Audrey Hepburn’a ait birkaç ilham verecek söz ile yazıyı sonlandırmak istiyorum
Pembeyi seviyorum. Kahkaha atmanın en güçlü kalori yakıcı olduğuna inanıyorum. Öpüşmek de öyle. Her şey raydan çıkmışken güçlü olmanın erdemiyse paha biçilemez. Mutlu kadınların en güzel kadınlar olduklarına inanıyorum. Yarının başka bir gün olduğuna ve mucizelere inanıyorum.

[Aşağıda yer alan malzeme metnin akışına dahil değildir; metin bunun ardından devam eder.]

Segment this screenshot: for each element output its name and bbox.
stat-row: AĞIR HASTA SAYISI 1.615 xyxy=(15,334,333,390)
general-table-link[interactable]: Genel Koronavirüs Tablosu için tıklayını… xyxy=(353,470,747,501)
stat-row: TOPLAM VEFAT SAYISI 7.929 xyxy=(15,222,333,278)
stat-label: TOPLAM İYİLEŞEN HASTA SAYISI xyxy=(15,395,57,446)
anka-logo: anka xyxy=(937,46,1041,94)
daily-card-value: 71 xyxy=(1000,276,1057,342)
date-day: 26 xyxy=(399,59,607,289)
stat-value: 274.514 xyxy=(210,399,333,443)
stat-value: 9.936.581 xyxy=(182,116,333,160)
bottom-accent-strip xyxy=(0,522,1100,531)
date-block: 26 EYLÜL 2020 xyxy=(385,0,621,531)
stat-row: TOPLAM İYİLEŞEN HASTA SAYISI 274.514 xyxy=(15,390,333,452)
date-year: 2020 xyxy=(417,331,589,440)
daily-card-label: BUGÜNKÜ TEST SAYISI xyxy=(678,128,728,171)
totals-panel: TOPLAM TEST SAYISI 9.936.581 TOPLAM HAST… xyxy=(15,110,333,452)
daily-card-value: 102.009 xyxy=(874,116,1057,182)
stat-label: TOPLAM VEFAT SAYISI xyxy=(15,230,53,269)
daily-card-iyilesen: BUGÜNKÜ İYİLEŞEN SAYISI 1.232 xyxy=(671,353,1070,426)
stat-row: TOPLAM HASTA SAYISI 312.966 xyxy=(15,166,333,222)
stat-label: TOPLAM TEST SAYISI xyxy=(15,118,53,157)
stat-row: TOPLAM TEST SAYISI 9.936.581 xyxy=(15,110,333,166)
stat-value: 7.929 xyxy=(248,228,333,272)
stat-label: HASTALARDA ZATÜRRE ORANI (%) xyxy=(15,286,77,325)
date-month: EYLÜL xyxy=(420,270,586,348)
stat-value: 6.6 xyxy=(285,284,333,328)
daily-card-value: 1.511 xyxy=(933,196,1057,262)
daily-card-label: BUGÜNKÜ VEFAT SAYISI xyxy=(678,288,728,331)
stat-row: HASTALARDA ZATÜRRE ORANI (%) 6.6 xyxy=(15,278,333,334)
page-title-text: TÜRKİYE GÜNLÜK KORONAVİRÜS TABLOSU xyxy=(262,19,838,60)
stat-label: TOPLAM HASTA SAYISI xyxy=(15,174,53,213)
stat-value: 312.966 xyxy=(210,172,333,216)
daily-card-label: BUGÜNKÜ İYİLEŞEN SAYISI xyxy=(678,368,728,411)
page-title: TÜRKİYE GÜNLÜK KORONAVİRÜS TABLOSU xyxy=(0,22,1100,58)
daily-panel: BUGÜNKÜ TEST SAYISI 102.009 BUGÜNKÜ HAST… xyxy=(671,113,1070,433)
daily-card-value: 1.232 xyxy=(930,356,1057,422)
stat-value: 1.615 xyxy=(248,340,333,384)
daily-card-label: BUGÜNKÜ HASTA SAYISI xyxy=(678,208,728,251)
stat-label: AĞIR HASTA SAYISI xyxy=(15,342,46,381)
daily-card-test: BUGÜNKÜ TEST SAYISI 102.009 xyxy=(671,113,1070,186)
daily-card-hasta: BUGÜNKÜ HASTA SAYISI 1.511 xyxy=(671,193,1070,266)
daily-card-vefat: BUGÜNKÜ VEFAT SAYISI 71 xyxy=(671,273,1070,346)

Hayattaki en önemli şey hayatın keyfini sürebilmek. Gerisi boş ve anlamsız.
Ancak yaş aldıkça iki ele sahip olduğunuzun farkına varıyorsunuz. Biriyle kendinize yardımcı oluyorsunuz, diğeriyle başkalarına.
Sesini iyi ayarla! Neden değiştiresin ki? Kavga esnasında yükseltince daha mı haklı oluyorsun? Herkesin bir yaratılış sesi var kendini tanı ve mutlu ol.
Sık sık yalnız kalmalıyım. Cumartesi gecesinden pazartesi sabahına kadar evimde tek başıma gayet mutlu olabilirim. Bu yalnızlık belki de benim uzun yol için en iyi yakıtım.